Menuntut ilmu di universitas kehidupan, telah membuat orang bisa memiliki tekad hidup yang kuat. Mereka jadi berani untuk pergi merantau, berani untuk mencoba dan berani untuk menanggung resiko. Adalah bentuk pekerjaan lulusan dari niversitas kehidupan seperti menjadi petani, beternak, bertukang, dan membuka usaha konveksi telah mampu menghidupi ribuan atau bahkan jutaan orang se Indonsia. Kemudian ada orang yang hanya belajar secara alami- atau diistilahkan dengan belajar di Universitas kehidupan- mampu menjadi orang yang sukses lewat membuka toko, restaurant, usaha konveksi, catering. Dan ini adalah bentuk dari profesi yang lahir dari ide- ide kreatif. Profesi ini tidak mungkin ada (atau apakah ada) dalam daftar cita- cita siswa SLTA saat mengisi formulir SPMB (Seleksi Penerimaan Mahasiswa Baru) ?
Berbagai perguruan tinggi (universitas) sekarang seolah- olah hanya mampu melahirkan sarjana yang kaya dengan teori namun bingung dalam menatap masa depan. Sementara orang yang lulus dari universitas kehidupan telah melahirkan orang- orang yang berjiwa kuat. Kalau begitu salahkah menuntut ilmu di univeritas yang nyata ?
Menuntut ilmu di berbagai perguruan tinggi adalah keputusan yang sangat baik dan lebih baik lagi kalau menuntut ilmu di perguruan tinggi favorite dan menata cita- cita atau rencana kehidupan yang lebih nyata. Ibarat cita- cita saudara kita yag sukses dari pengalaman hidup (universitas kehidupan) mereka sukses bukan lewat PNS, BUMN, pegawai swasta atau kerja kantoran.
Adalah sangat penting bagi setiap siswa sejak dari SLTA untuk melakukan eksplorasi atau memperluas jelajah mental melalui pengalaman sendiri dan pengalaman orang lain. Sebagai siswa atau mahasiswa mereka tidak harus lagi membuang-buang waktu setelah menekuni teori tentang kehidupan, rumus dan tugas setiap mata pelajaran. Juga penting kalau mereka mengembangkan diri dan mencoba seribu satu macam kegiatan yang berhubungan dengan kecakapan hidup. Maka sekarang tidak perlu lagi merasa gengsi untuk terjun ke sawah, ke ladang, ke kolam ikan, ke padang rumput untuk belajar tentang life skill. Atau menjalankan traktor, memasak di restauran dan harus merasa malu kalau hanya pandai memanjakan kulit dan membiarkan orang tua melepuh badanya terbakar matahari. Sikap manja dan cengeng sungguh tidak bermanfaat.

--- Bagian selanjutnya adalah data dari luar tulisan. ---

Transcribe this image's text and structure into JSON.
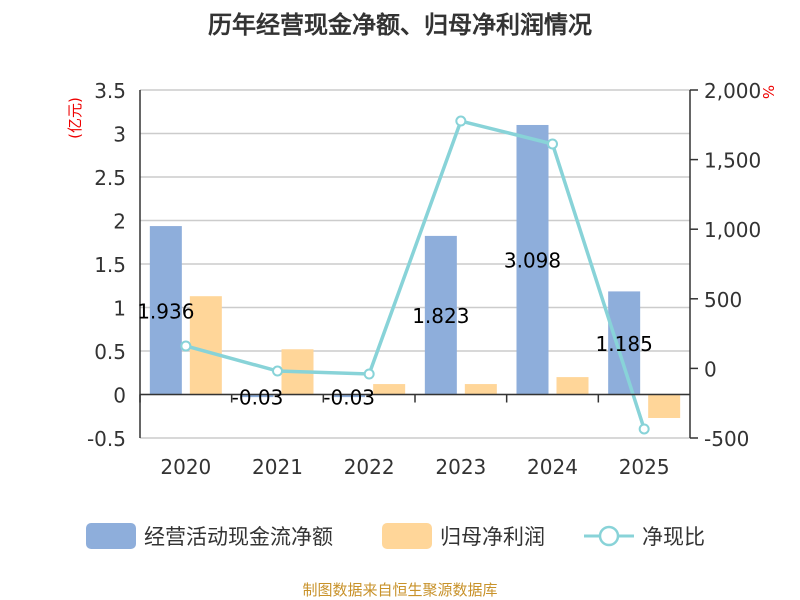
{
  "chart_data": {
    "type": "bar+line",
    "title": "历年经营现金净额、归母净利润情况",
    "categories": [
      "2020",
      "2021",
      "2022",
      "2023",
      "2024",
      "2025"
    ],
    "y_left": {
      "unit": "(亿元)",
      "ylim": [
        -0.5,
        3.5
      ],
      "ticks": [
        "-0.5",
        "0",
        "0.5",
        "1",
        "1.5",
        "2",
        "2.5",
        "3",
        "3.5"
      ],
      "tick_values": [
        -0.5,
        0,
        0.5,
        1,
        1.5,
        2,
        2.5,
        3,
        3.5
      ]
    },
    "y_right": {
      "unit": "%",
      "ylim": [
        -500,
        2000
      ],
      "ticks": [
        "-500",
        "0",
        "500",
        "1,000",
        "1,500",
        "2,000"
      ],
      "tick_values": [
        -500,
        0,
        500,
        1000,
        1500,
        2000
      ]
    },
    "series": [
      {
        "name": "经营活动现金流净额",
        "type": "bar",
        "axis": "left",
        "color": "#8eaedb",
        "values": [
          1.936,
          -0.03,
          -0.03,
          1.823,
          3.098,
          1.185
        ],
        "labels": [
          "1.936",
          "-0.03",
          "-0.03",
          "1.823",
          "3.098",
          "1.185"
        ]
      },
      {
        "name": "归母净利润",
        "type": "bar",
        "axis": "left",
        "color": "#ffd699",
        "values": [
          1.13,
          0.52,
          0.12,
          0.12,
          0.2,
          -0.27
        ]
      },
      {
        "name": "净现比",
        "type": "line",
        "axis": "right",
        "color": "#88d3d8",
        "values": [
          161,
          -19,
          -40,
          1777,
          1612,
          -435
        ]
      }
    ],
    "grid": true,
    "legend": "bottom",
    "source": "制图数据来自恒生聚源数据库"
  }
}
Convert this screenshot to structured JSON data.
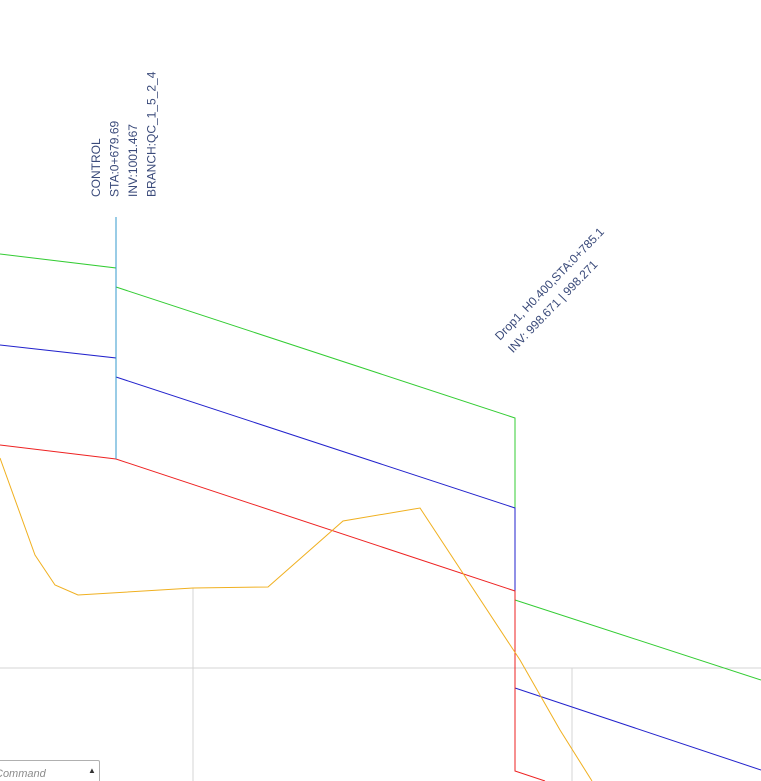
{
  "annotations": {
    "control": {
      "line1": "CONTROL",
      "line2": "STA:0+679.69",
      "line3": "INV:1001.467",
      "line4": "BRANCH:QC_1_5_2_4"
    },
    "drop": {
      "line1": "Drop1, H0.400,STA:0+785.1",
      "line2": "INV: 998.671 | 998.271"
    }
  },
  "command": {
    "placeholder": "Command"
  },
  "colors": {
    "ground_line": "#33cc33",
    "crown_line": "#2222cc",
    "invert_line": "#ee2222",
    "existing_ground": "#f0b020",
    "marker_line": "#3399cc",
    "grid": "#d0d0d0",
    "label": "#3a4a7a"
  },
  "icons": {
    "dropdown": "caret-up-icon"
  }
}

Bila guru- guru dan dosen hanya memberi teori di sekolah dan universitas maka cobalah sempurnakan melalui pengalaman hidup, bertukar fikiran dengan oang- orang sukses dari universitas kehidupan. Mereka adalah seperti pemilik rumah makan, pengumpul komoditas ekspor, pengusaha rice milling, kyai atau ulama bear dan- lain lain. Kemudian renungankan mengapa dan bagaimana mereka bisa jadi sukses.